Mergers and acquisitions (M&A) give companies the opportunity reshape themselves in response to a changing economy or leverage certain benefits in order to better compete. Cross-border M&A, therefore, offers even more possibilities for a company to remake itself. When you are looking at cross-border M&A, however, there are many more factors involved in making a deal successful. Without a smartly negotiated and executed contract, many things can easily go wrong. Through Priori, you can connect with an experienced cross-border M&A attorney who can guide you through the complex process of negotiating a cross-border M&A deal.
What Makes Cross-Border M&A Different Than M&A in the U.S.?
Any merger or acquisition requires a great deal of due diligence, but cross-border M&A requires even more through and complex investigation and consideration before a deal can be finalized.
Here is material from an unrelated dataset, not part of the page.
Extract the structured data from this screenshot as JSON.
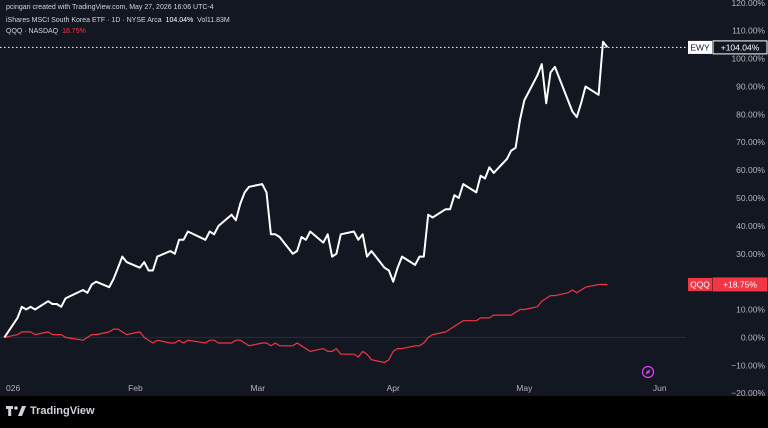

A cross-border M&A contract requires considerations beyond what is needed for national deals. Not only must you comply with all laws and regulations in all jurisdictions involved, but you must also take into account a number of multicultural challenges that can crop up during the execution of any contract.
Key Considerations and Challenges in Cross-Border M&A
Due diligence for cross-border M&A requires the same investigation as any other M&A transaction, but in addition, you must address these key considerations and challenges in order to ensure that the transaction is in your best interests.
Compliance with Anti-Corruption Law, SEC Regulations and Other U.S. Laws
For public companies acquiring other companies abroad, the compliance issues of any proposed transaction must be thoroughly vetted to ensure a smooth transition. Disclosure and governance regulations, SEC rules, the Sarbanes-Oxley Act and other requirements can present real challenges for non-U.S. companies, especially if they are not easily compatible with home country requirements. This must be taken into consideration in order to see if compliance would be feasible. Even private companies, however, must consider U.S. compliance requirements. Anti-corruption law, such as the Foreign Corrupt Practices Act, is aggressively prosecuted, and companies pursuing M&A transactions abroad often find that such requirements can be much more lax in some developing countries, further complicating compliance.
Cultural and Linguistic Communication Issues
Many companies overlook cultural and linguistic issues that can stymie cross-border M&A, assuming that a decent translator is enough to overcome such issues, but the reality is that these considerations are extremely important. You must make sure that the company culture is compatible and that linguistic concerns are addressed well before any M&A deal is made.
Political and Labor Considerations
Labor laws and political situations abroad can dramatically impact the success or failure of a merger. All relevant labor laws and actual or potential political implications, including union influence, government contract rules and potential changes in government could affect the company in the years to come. Instability in some countries can make this difficult, but in these situations, such issues must be calculated into any decisions.
Taxes are always complex in cross-border transactions.. Even when negotiating with companies in countries known for business-friendly tax policies, it is important to have excellent tax advice as tax issues are rarely clear-cut.
Antitrust laws always come into play in any significant M&A transaction, but these are even more important in cross-border transactions. If applicable, not only must U.S. antitrust permissions be obtained, but also foreign ones. Rarely are the exact rules the same, so a deal must be tailored to comply with both sets of rules.
The most common reason cross-border deals sometimes fail is poor integration of the two entities into one functioning company. Too often, very little consideration of how this integration is made during negotiations, which leaves executives floundering once the acquisition is made. This instead must be considered a part of due diligence, especially when cultural issues or business practices are particularly diverse.
Depending on the deal, pricing can vary widely. When you hire a lawyer in the Priori network, hourly rates for this type of transaction can typically start at $225 per hour but range significantly higher based on certain types of experience. In order to get a better sense of cost for your particular situation, put in a request to schedule a complimentary consultation and receive a free price quote from one of our lawyers.
Why are cross-border M&A appealing to companies today?
Cross-border M&A appeal to companies, because they can offer companies advantages not possible when working with companies nationally. For example, a cross-border M&A may be able to open a new market to the companies in question, make innovative intellectual property available, or even simply give a company easier access to resources, industry, or human capital at more advantageous prices. Each company interested in cross-border M&A is so for unique reasons, but there is no denying that one or several of the reasons given are usually involved.